A Nice Radical Equation Solved in Three Ways

Another great explanation, SyberMath! I actually solved for x in this easy math problem in my head. Thanks a lot!

carloshuertas

A fourth method: Pull the second term of the left over to the right, then cube both sides. After you do some algebra you end up with the equation -1= (1-x)^(2/3)-2*(1-x)^(1/3). You can then set u=(1-x)^(1/3). You get the quadratic equation u^2-2u+1=0. The only solution is u=1. Hence (1-x)^(1/3)=1, thus 1-x=1 and x=0.

spafon

(a+b)^3=8
a^3+b^3+3ab(a+b)=8
2+3ab*2=8
6ab=6
ab=1
(ab)^3=1
1-x^2=1, x^2=0
x=0

-basicmaths

My solution (of course tremendously faster)
The function t t^(1/3) is concave then the graph of the function is under its tangent at the point (1, 1).
Therefore t^(1/3)<1+1/3.(t-1) if t is not equal to 1.
If we write this for t=1+x and t=1-x and we calculate the sum, we have:
(1+x)^(1/3)+(1-x)^(1/3)<2.
So we know that x=0 is our only candidate and since it works, 0 is the only solution of the equation (1+x)^(1/3)+(1-x)^(1/3)=2.

italixgaming

I did it using only one variable instead of an a and b.
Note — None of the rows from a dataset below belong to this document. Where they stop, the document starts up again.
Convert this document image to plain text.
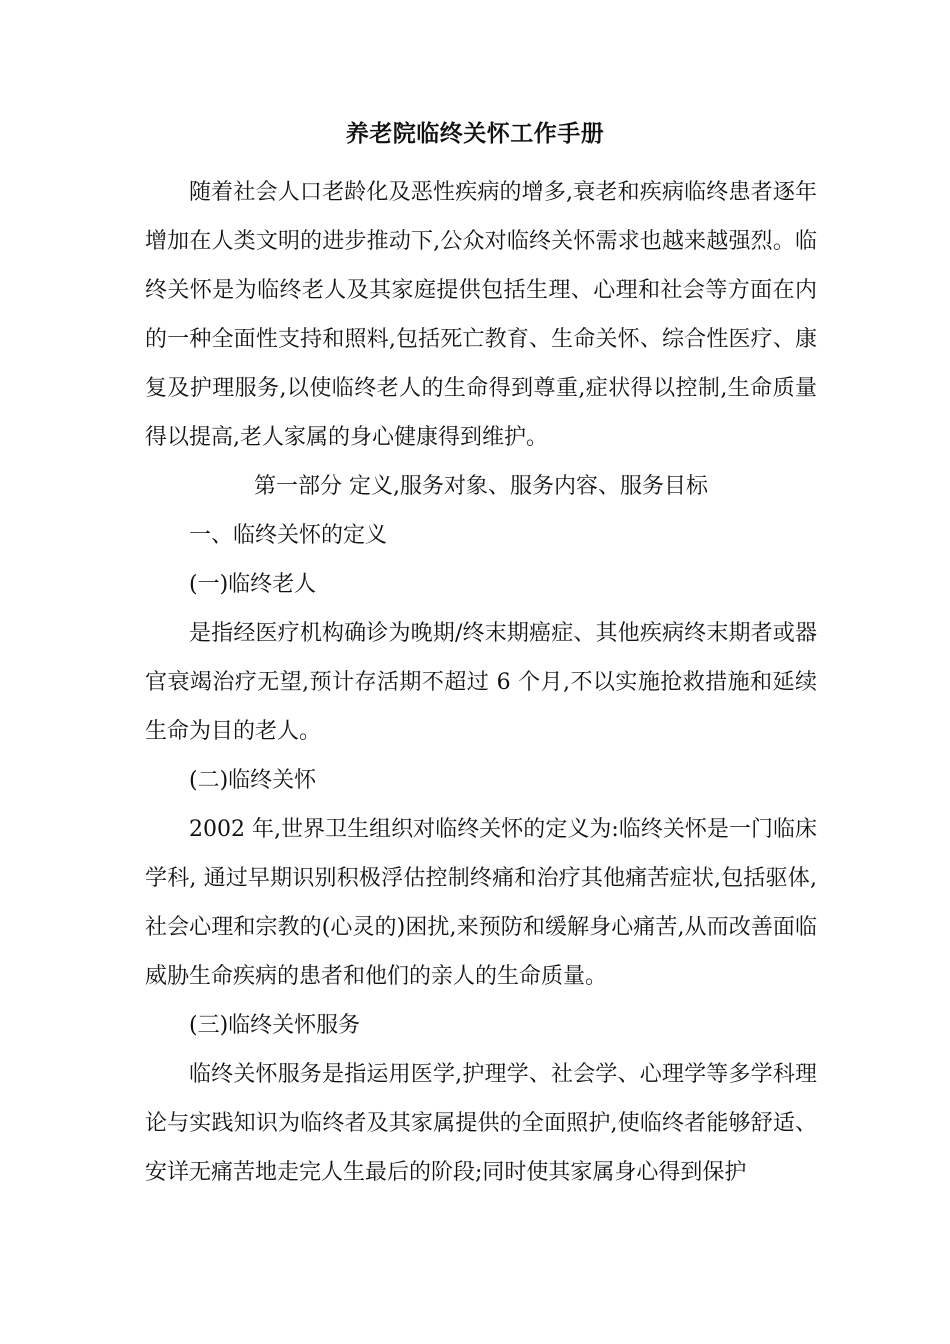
养老院临终关怀工作手册

随着社会人口老龄化及恶性疾病的增多,衰老和疾病临终患者逐年增加在人类文明的进步推动下,公众对临终关怀需求也越来越强烈。临终关怀是为临终老人及其家庭提供包括生理、心理和社会等方面在内的一种全面性支持和照料,包括死亡教育、生命关怀、综合性医疗、康复及护理服务,以使临终老人的生命得到尊重,症状得以控制,生命质量得以提高,老人家属的身心健康得到维护。

第一部分 定义,服务对象、服务内容、服务目标

一、临终关怀的定义

(一)临终老人

是指经医疗机构确诊为晚期/终末期癌症、其他疾病终末期者或器官衰竭治疗无望,预计存活期不超过 6 个月,不以实施抢救措施和延续生命为目的老人。

(二)临终关怀

2002 年,世界卫生组织对临终关怀的定义为:临终关怀是一门临床学科, 通过早期识别积极浮估控制终痛和治疗其他痛苦症状,包括驱体,社会心理和宗教的(心灵的)困扰,来预防和缓解身心痛苦,从而改善面临威胁生命疾病的患者和他们的亲人的生命质量。

(三)临终关怀服务

临终关怀服务是指运用医学,护理学、社会学、心理学等多学科理论与实践知识为临终者及其家属提供的全面照护,使临终者能够舒适、安详无痛苦地走完人生最后的阶段;同时使其家属身心得到保护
Just let a=(1+x)^(1/3) then a^3=1+x or x=a^3 -1 now subbing we have a+(1-(a^3-1))^(1/3)=2 or a + (2-a^3)^(1/3)=2 then transposing the a on the right side and cubing both sides we 2-a^3= 8-12a+6a^2-a^3 which simplifies to 0=6(1-2a+a^2) which yields 0=6(1-a)^2 or a=1 which gives us x=0 as required.

johngreen

Do the guess and check method then rationalize the numerator because it is of the form infinity- infinity. After doing so and taking limits as x tends to plus and minus infinity from x=0 the function is tending to 0. And the function takes its maximum height at y=2

moeberry

Desmos does allow cube roots (and any other root)
You can find it in funcs button
Or write sqrt for √, *cbrt* for ³√ and nthroot for ⁿ√

bartolhrg

From the 3rd method we may notice that lim where x goes 0 of cbrt(1+x) + cbrt(1-x) is ±∞

fivestar

I love how you thougth this problem with three different methods. I was thinking in another one and I found that you can use the variable change x=z^3-1 or x=z^3+1 and you have another easier equation. Great video :)

jorgelozanoalcaido

(a+b)³=a³+b³+3ab(a+b) → 8=2+6ab
→ ab=1
a+b=2, ab=1
→
a, b are solution of t²-2t+1=0 →
a=1, b=1

tmacchant

X=0, elevo al cubo entrambi e membri... Risulta dopo semplificazione (1-x^2)^(1/3)=1....cioe x=0

giuseppemalaguti

In the second line the b in the ab^2 should be squared

hebrawi

arithmetic-geometric mean inequality may be faster to solve this question

ikwebyi

Desmos does let you write cube roots... just type cbrt

peterromero

Guess and check is a pretty valid method in this case as x=0 reduces it down to simply 1+1=2

matthewdodd

By inspection x can be 0. The cube root of x+1 is always increasing because x+1 is always increasing, and the cube root of x-1 is always decreasing because x-1 is always decreasing. Thus there can be only one intersection point, at (0, 2).

musicsubicandcebu

I noticed that 1 + 1 = 2, but was x=0 the only solution? Yes:

Cube the equation to get (1 + x) + (1 - x) + + cuberoot(1-x)] = 8
2 + 3*cuberoot(1-x²)*2 = 8 ==> cuberoot(1-x²) = 1 or x=0.

JohnRandomness

Lamo:D Thank you for let math more easily to learn. we appreciate that!

liuzzz

Thanks for leaving the bottom half of the final page blank. That's a lot of YT annoyance gone.

musicsubicandcebu

I like everything that has to do with Substitution.
I used u = 1+x and v = 1-x

tambuwalmathsclass